The inquiry is essentially the same as a challenge, something common in sports like football and now baseball. Gymnasts can inquire about their routine score before the following score is posted, which makes judges double-check and make sure they received the maximum number of points for their routine. Teams receive the money back if they win the inquiry, but it stays with the IOC if the inquiry is rejected.
On Monday, the United States' Laurie Hernandez and France's Marine Boyer both filed inquiries in the Olympics beam event. Boyer was just a 10th behind Simone Biles, who had a bronze finish. The $100 is required to make sure teams don't make capricious challenges, but at the Olympics level, you can imagine teams are happy to risk $100 if it means potential points being added and could be the difference between a medal.
Cameras didn't (or chose not to) catch coaches from the United States or France handing the money off.
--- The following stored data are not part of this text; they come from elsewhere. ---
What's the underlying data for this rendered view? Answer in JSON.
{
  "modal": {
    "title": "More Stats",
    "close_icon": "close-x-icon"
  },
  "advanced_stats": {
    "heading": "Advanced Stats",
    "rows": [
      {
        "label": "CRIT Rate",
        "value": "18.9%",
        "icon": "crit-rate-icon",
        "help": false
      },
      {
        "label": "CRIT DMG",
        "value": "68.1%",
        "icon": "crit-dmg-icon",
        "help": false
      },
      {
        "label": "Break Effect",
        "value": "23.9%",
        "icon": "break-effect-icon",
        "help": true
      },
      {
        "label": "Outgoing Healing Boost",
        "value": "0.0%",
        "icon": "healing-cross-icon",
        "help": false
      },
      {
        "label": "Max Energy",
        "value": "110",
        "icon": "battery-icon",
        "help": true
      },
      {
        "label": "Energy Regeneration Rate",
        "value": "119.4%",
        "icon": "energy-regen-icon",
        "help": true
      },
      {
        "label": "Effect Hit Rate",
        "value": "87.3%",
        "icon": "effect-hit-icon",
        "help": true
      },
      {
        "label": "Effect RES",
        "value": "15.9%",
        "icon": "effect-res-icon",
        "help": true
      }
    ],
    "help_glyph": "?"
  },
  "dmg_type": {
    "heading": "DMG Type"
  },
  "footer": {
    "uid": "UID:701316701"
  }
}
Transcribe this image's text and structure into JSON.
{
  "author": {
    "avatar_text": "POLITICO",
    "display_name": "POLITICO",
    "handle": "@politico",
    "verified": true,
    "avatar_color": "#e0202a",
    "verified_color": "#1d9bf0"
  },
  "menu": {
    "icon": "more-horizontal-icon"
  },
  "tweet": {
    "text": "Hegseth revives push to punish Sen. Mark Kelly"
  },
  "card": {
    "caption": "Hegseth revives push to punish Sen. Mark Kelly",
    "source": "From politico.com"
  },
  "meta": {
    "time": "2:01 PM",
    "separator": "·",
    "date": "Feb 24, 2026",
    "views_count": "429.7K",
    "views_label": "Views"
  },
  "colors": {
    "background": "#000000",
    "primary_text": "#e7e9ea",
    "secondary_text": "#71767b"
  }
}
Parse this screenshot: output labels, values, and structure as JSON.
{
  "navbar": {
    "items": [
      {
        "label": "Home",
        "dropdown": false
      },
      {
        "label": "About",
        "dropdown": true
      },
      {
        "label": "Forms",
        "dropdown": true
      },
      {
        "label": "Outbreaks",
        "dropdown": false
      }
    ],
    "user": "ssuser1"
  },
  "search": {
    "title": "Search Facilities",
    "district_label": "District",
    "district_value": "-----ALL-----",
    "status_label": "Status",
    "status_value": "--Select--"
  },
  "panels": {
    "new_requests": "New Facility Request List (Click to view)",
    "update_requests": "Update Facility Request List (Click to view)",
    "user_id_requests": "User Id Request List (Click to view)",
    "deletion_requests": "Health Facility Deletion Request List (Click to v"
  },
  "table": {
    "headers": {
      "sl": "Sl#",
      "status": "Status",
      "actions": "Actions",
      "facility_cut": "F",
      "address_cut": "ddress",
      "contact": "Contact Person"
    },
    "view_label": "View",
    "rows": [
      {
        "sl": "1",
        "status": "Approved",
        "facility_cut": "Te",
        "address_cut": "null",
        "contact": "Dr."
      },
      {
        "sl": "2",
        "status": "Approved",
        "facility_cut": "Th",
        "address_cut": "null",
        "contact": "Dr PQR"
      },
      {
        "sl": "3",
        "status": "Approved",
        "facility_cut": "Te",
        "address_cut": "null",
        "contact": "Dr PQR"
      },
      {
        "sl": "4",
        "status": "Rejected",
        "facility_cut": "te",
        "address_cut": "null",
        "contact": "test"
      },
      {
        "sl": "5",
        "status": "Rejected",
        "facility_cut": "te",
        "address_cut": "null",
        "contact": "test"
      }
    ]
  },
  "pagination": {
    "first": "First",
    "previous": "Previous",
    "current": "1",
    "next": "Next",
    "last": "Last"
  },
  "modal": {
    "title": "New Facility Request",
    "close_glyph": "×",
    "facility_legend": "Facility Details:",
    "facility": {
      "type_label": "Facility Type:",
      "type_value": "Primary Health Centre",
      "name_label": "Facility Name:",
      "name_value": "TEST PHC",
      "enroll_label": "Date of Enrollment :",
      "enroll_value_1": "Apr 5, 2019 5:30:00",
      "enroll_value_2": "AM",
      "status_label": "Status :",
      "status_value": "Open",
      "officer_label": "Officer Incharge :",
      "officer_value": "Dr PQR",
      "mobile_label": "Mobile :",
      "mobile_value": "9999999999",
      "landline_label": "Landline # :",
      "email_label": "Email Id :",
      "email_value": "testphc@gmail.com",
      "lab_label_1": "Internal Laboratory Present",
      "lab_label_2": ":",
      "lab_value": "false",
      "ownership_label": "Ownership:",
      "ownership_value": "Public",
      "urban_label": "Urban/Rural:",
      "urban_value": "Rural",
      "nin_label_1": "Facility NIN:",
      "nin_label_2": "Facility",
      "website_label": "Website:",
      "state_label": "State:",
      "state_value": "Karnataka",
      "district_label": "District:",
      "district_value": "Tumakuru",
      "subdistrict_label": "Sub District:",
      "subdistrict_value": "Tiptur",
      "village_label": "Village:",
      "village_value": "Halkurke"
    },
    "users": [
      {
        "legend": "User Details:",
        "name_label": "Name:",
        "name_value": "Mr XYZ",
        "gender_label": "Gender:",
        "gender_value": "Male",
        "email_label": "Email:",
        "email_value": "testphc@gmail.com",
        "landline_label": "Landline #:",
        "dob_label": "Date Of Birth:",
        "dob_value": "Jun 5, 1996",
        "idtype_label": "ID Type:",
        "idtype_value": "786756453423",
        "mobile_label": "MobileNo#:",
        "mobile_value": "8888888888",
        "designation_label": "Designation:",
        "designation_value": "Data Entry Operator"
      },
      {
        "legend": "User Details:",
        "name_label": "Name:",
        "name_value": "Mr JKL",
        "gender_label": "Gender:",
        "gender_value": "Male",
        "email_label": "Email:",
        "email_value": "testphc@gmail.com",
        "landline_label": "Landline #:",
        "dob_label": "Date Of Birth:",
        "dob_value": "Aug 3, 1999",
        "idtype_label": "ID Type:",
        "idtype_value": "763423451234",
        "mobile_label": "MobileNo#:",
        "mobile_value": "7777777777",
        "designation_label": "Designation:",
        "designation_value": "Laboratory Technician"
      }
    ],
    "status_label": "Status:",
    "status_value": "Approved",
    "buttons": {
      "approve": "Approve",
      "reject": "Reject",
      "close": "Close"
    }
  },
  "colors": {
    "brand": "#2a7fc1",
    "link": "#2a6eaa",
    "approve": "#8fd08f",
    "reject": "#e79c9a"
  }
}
But when it does happen, like with Japan's gymnastics team in the 2012 Olympics as you can see below, the rule goes from odd to suspicious.
You can easily see the $100 bill in the photo there as Japan filed their inquiry. Suddenly, a rule looks more like bribery, even though the money has no effect on how the judges would rule on a points decision. It's just so the inquiries aren't used frivolously.
Japan actually won their inquiry and received additional points for one of its gymnast's routines. Often, this is how inquiries play out, when coaches notice a move that should earn points that aren't properly awarded. As was the case on Monday, it was probably just two gymnasts being extra sure. At the Olympics, betting $100 on a chance for even an extra 10th of a point is well worth it. You'll probably never have this chance again.